I’m very frequently asked what is the best way to run IP Storage (Software iSCSI, Software FCoE, NFS, vSAN, etc…) in a vSphere environment. More specifically, I’m asked how one should go about designing it. This blog post is a suggestion on what non-Network administrator (read vSphere Administrator) can ask/request of the Network Administrator (underlay) to maximize the performance of the IP Storage solution.
Some warning to the non-Network Administrator: you will need to know some networking stuff.
In the diagram below you can see some vmk ports (the usual suspects) and one big dvPortgroup to represent all the VM workloads in the host.
Illumination: You could put all of your vmk ports (except VXLAN) in the same dvPortgroup, but you would potentially create an operational nightmare.
Now add up the MAXIMUM (peak) egress bandwidth (that will leave the host) of each dvPortgroup. This is a job for the non-Network Administrator. If she doesn’t have this information, she needs to get it. We can’t effectively move forward without it.
And before I forget, the image is correct. DO NOT USE multiple vDS in one ESXi host for different traffic types and NEVER use the standard switch (unless you have no vDS license or for Software iSCSI because VMware made you to).
Now that you added up all the bandwidth, add a single VMNIC (NIC) to the host that is BIG enough to support the bandwidth and connect to the Top of Rack (ToR) as shown in the diagram.
If you have budgetary restrictions, then go with two VMNICs, as shown in the diagram below.
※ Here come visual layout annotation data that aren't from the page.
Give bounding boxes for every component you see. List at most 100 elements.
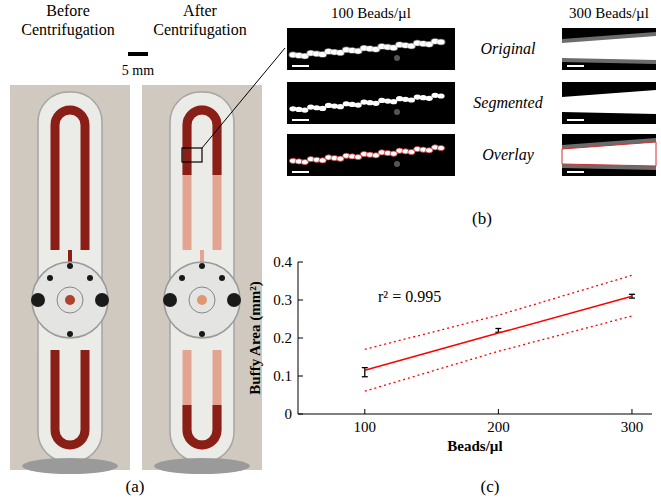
tile-scale-bar xyxy=(292,65,309,67)
y-tick xyxy=(298,262,303,263)
scale-bar xyxy=(128,52,148,56)
image-tile xyxy=(562,28,656,70)
tile-bg xyxy=(287,82,455,124)
hole xyxy=(87,275,93,281)
zoom-connector xyxy=(202,48,285,148)
band-glow xyxy=(562,138,656,170)
channel xyxy=(187,110,217,250)
rotor xyxy=(154,458,250,474)
confidence-bound xyxy=(365,275,632,349)
y-tick xyxy=(298,414,303,415)
error-cap xyxy=(362,376,368,377)
error-cap xyxy=(495,328,501,329)
y-tick-label: 0.2 xyxy=(273,330,292,346)
row-head: Original xyxy=(480,40,536,58)
x-axis xyxy=(298,414,652,415)
image-tile xyxy=(562,82,656,124)
figure: Before Centrifugation After Centrifugation 5… xyxy=(0,0,661,500)
zoom-box xyxy=(182,148,202,162)
y-tick xyxy=(298,338,303,339)
bead xyxy=(301,107,308,112)
title-line: Centrifugation xyxy=(153,21,246,39)
title-line: Centrifugation xyxy=(21,21,114,39)
bead xyxy=(337,104,344,109)
hole xyxy=(219,275,225,281)
tile-scale-bar xyxy=(292,171,309,173)
bead xyxy=(319,106,326,111)
hub-ring xyxy=(57,287,83,313)
tile-bg xyxy=(562,134,656,176)
channel xyxy=(55,350,85,445)
column-head: 100 Beads/µl xyxy=(331,5,411,21)
image-tile xyxy=(562,134,656,176)
tile-bg xyxy=(287,28,455,70)
bead xyxy=(355,102,362,107)
tile-scale-bar xyxy=(567,119,584,121)
hub xyxy=(32,262,108,338)
photo-bg xyxy=(10,85,130,470)
hole xyxy=(67,263,73,269)
bead xyxy=(437,93,444,98)
title-line: After xyxy=(183,2,217,19)
tile-bg xyxy=(562,82,656,124)
hole xyxy=(199,331,205,337)
panel-label: (c) xyxy=(481,477,500,496)
x-tick-label: 100 xyxy=(354,419,377,435)
error-stem xyxy=(364,368,365,377)
panel-label: (b) xyxy=(472,209,492,228)
tile-scale-bar xyxy=(567,171,584,173)
bead xyxy=(437,145,444,150)
hole xyxy=(179,275,185,281)
band xyxy=(562,90,656,114)
annotation: r² = 0.995 xyxy=(378,288,441,305)
x-tick-label: 200 xyxy=(487,419,510,435)
hole xyxy=(95,293,109,307)
hub-ring xyxy=(189,287,215,313)
tile-scale-bar xyxy=(567,65,584,67)
hole xyxy=(227,293,241,307)
band xyxy=(562,142,656,166)
hole xyxy=(67,331,73,337)
confidence-bound xyxy=(365,316,632,391)
bead xyxy=(408,97,415,102)
panel-label: (a) xyxy=(126,477,145,496)
x-tick xyxy=(498,409,499,414)
error-cap xyxy=(629,297,635,298)
y-tick-label: 0.1 xyxy=(273,368,292,384)
hub-center xyxy=(197,295,207,305)
hole xyxy=(47,275,53,281)
tile-bg xyxy=(562,28,656,70)
image-tile xyxy=(287,134,455,176)
tile-bg xyxy=(287,134,455,176)
channel xyxy=(55,110,85,250)
row-head: Overlay xyxy=(482,146,534,164)
y-tick-label: 0.3 xyxy=(273,292,292,308)
x-tick-label: 300 xyxy=(621,419,644,435)
scale-bar-label: 5 mm xyxy=(122,63,154,78)
hub xyxy=(164,262,240,338)
x-axis-title: Beads/µl xyxy=(447,438,502,454)
photo-bg xyxy=(142,85,262,470)
row-head: Segmented xyxy=(473,94,543,112)
band-glow xyxy=(562,32,656,64)
bead-glow xyxy=(437,39,446,45)
photo-title: After Centrifugation xyxy=(153,2,246,39)
bead xyxy=(426,96,433,101)
hole xyxy=(199,263,205,269)
photo-title: Before Centrifugation xyxy=(21,2,114,39)
y-tick xyxy=(298,376,303,377)
speck xyxy=(394,109,400,115)
speck xyxy=(394,161,400,167)
after-photo xyxy=(142,85,262,474)
bead xyxy=(437,39,444,44)
title-line: Before xyxy=(46,2,90,19)
y-tick-label: 0 xyxy=(285,406,293,422)
error-cap xyxy=(629,294,635,295)
before-photo xyxy=(10,85,130,474)
bead xyxy=(372,101,379,106)
channel-rbc xyxy=(187,405,217,445)
column-head: 300 Beads/µl xyxy=(569,5,649,21)
hole xyxy=(163,293,177,307)
fit-line xyxy=(365,296,632,370)
plot-area xyxy=(362,275,635,391)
But NEVER go beyond 2 VMNICS.
Right now we have a network solution that will meet the network requirements for your IP Storage (and everything else in that host). But we don’t have redundancy. As a matter of fact, we have multiple single points of failure (assuming a single NIC). So to provide us with redundancy, multiply your network components by 2, as shown in the diagram below.
Please notice that we now have two ToRs in each example.
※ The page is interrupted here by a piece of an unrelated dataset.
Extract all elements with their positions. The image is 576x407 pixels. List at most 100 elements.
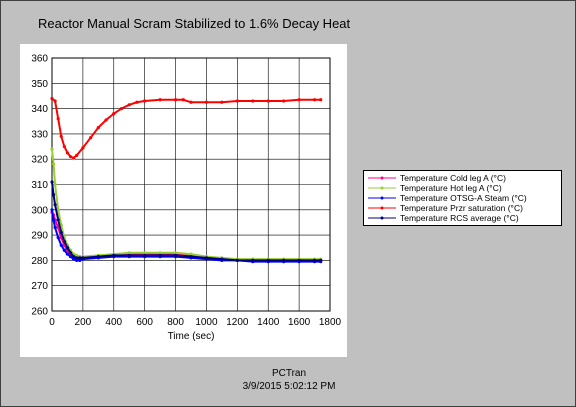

We are almost done. The vDS is a Layer 2 entity and as such it won’t efficiently load share egress traffic on all interfaces. The solution to this is to configure link aggregation, and I strongly recommend that you go with LACP using IP Hash, as shown in the next diagram.
Network Administrators reading this (you were not supposed to read this by the way) would notice that this configuration won’t work unless you configure MLAG in the two ToR. And you are correct, thus the following diagram shows the final configuration.
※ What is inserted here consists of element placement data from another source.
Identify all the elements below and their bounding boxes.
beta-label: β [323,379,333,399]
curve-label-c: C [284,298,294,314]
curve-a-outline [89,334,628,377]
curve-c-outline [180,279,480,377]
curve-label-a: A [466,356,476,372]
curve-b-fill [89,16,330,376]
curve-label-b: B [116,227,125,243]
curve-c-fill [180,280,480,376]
And now that I described a methodology to understand what is needed to support IP Storage, here is a list of requirements/requests you can provide your Network Administrator to support IP Storage:
- After you determine the VMNIC you need, ask the Network Administrator (requirement) for the number of ToR interfaces and speed for the ESXi host NICs.
- Ask the Network Administrator (requirement) for switch (ToR) resiliency/redundancy.
- Ask the Network Administrator (requirement) for LACP. Let her know you will use IP Hash.
Note: This tells the Network Administrator that she needs to configure MLAG. It is her discretion on what LACP hash to use.
- Ask the Network Administrator (requirement) for 9000 MTU
Note: There is NO reason why you wouldn’t configure Jumbo Frame to the highest possible MTU
- Provide the Network Administrator the traffic types (per dvPortgroup) and ask (request) for a VLAN number for each, the IPs, subnet masks, and default gateway.
That’s it (drop the mic). If you follow these recommendations you would have an ESXi host network design that will meet your IP Storage needs (and all the host’s needs actually).
Illumination: If you have iSCSI then you may choose to go with MPIO instead of LACP, which would require you have two discreet VMNICs dedicated for iSCSI. I vented a bit about this in my old blog.
Illumination: I know I left out the QoS conversation. That’s because QoS would come into play IF the ToR has either HIGH ingress bandwidth utilization on the Access ports and/or HIGH level of oversubscription on the uplinks without enough egress buffer capacity. I suppose I may write a blog post about this some day.